Monday, November 16, 2009

Eleventh Circuit Reverses Sentence In HealthSouth Accountants Case - White-Collar Crime Sentence Needs To Be Serious Punishment

Today, the Eleventh Circuit made a number of white-collar criminals nervous.  In United States v. Kenneth K. Livesay (08-14712), the Eleventh Circuit vacated and remanded the sentence given to Kenneth Livesay for his role in "an illegal scheme to artificially inflate HealthSouth’s earnings and to falsely report HealthSouth’s financial condition is at the heart of the fraud."  The court noted the fraud has also been reported in a number of prior decisions: See, e.g., United States v. Livesay, 484 F.3d 1324, 1326 (11th Cir. 2007); United States v. Martin, 455 F.3d 1227, 1230-31 (11th Cir. 2006); United States v. McVay, 447 F.3d 1348, 1349-50 (11th Cir. 2006); Livesay v. United States, 128 S. Ct. 872, 169 L. Ed. 2d 712 (2008).
We went on to reason that “[d]efendants in white collar crimes often calculate the financial gain and risk of loss, and white collar crime therefore can be affected and reduced with serious punishment.” Id. (emphasis added). If a would-be white-collar criminal could steal millions of dollars, place the money in an off-shore bank account, serve his probationary sentence, and then be free to start a new life with his newly acquired fortune, this court sees little incentive for that person to think twice before concocting such a scheme. As we stated in Martin, the message of such a sentence “is that would-be white-collar criminals stand to lose little more than a portion of their ill-gotten gains and practically none of their liberty.” Id. As the threat of a seven-day prison sentence was not adequate to deter the criminal conduct at issue in Martin, even more so the threat of spending time on probation simply does not, and cannot, provide the same level of deterrence as can the threat of incarceration in a federal penitentiary for a meaningful period of time.

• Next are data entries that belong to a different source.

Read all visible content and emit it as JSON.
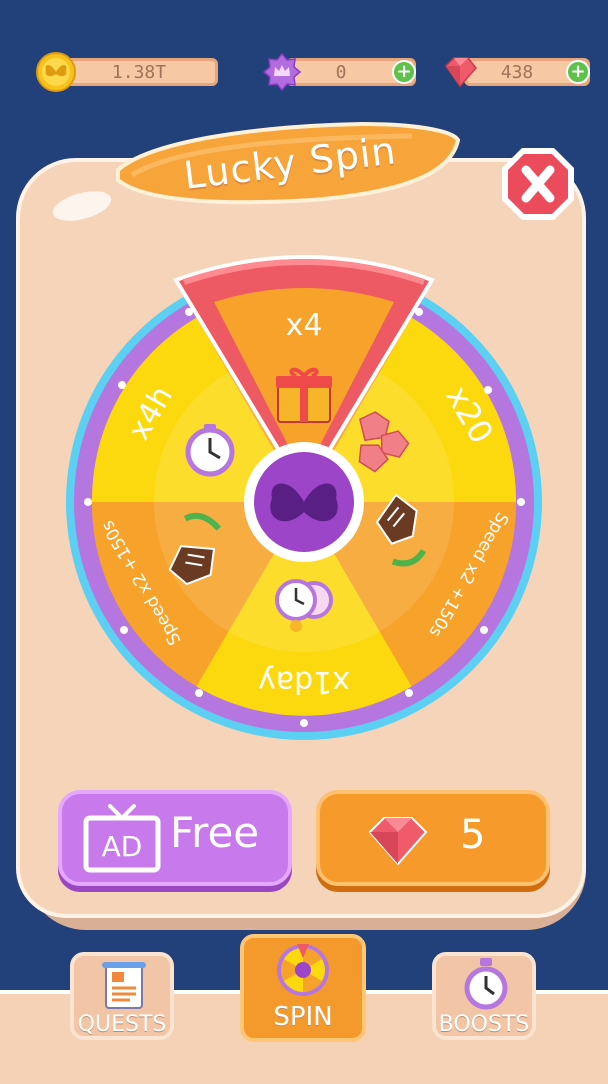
{
  "topbar": {
    "coins": {
      "value": "1.38T",
      "icon": "butterfly-coin-icon"
    },
    "crowns": {
      "value": "0",
      "icon": "purple-crown-badge-icon"
    },
    "gems": {
      "value": "438",
      "icon": "ruby-gem-icon"
    }
  },
  "dialog": {
    "title": "Lucky Spin",
    "close_icon": "close-x-icon"
  },
  "wheel": {
    "center_icon": "purple-butterfly-icon",
    "segments": [
      {
        "label": "x4",
        "icon": "gift-box-icon",
        "color": "#f7a22a"
      },
      {
        "label": "x20",
        "icon": "gems-icon",
        "color": "#fcd90f"
      },
      {
        "label": "Speed x2 +150s",
        "icon": "boot-speed-icon",
        "color": "#f7a22a"
      },
      {
        "label": "x1day",
        "icon": "double-clock-icon",
        "color": "#fcd90f"
      },
      {
        "label": "Speed x2 +150s",
        "icon": "boot-speed-icon",
        "color": "#f7a22a"
      },
      {
        "label": "x4h",
        "icon": "stopwatch-icon",
        "color": "#fcd90f"
      }
    ],
    "pointer_color": "#ee5a63",
    "ring_color": "#b676e0"
  },
  "buttons": {
    "ad": {
      "badge": "AD",
      "label": "Free"
    },
    "gem": {
      "cost": "5"
    }
  },
  "nav": {
    "quests": "QUESTS",
    "spin": "SPIN",
    "boosts": "BOOSTS"
  }
}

Accordingly, because the sentence imposed in this case is not reasonable in light of the sentencing factors outlined in § 3553(a), we once again vacate the sentence and remand this case to the district court for resentencing. Not only do we hold that the particular sentence imposed below is unreasonable, but we also hold that any sentence of probation would be unreasonable given the magnitude and seriousness of Livesay’s criminal conduct. As we stated in Martin, only the imposition of a meaningful period of incarceration will meet the goals that Congress laid out in the sentencing statute.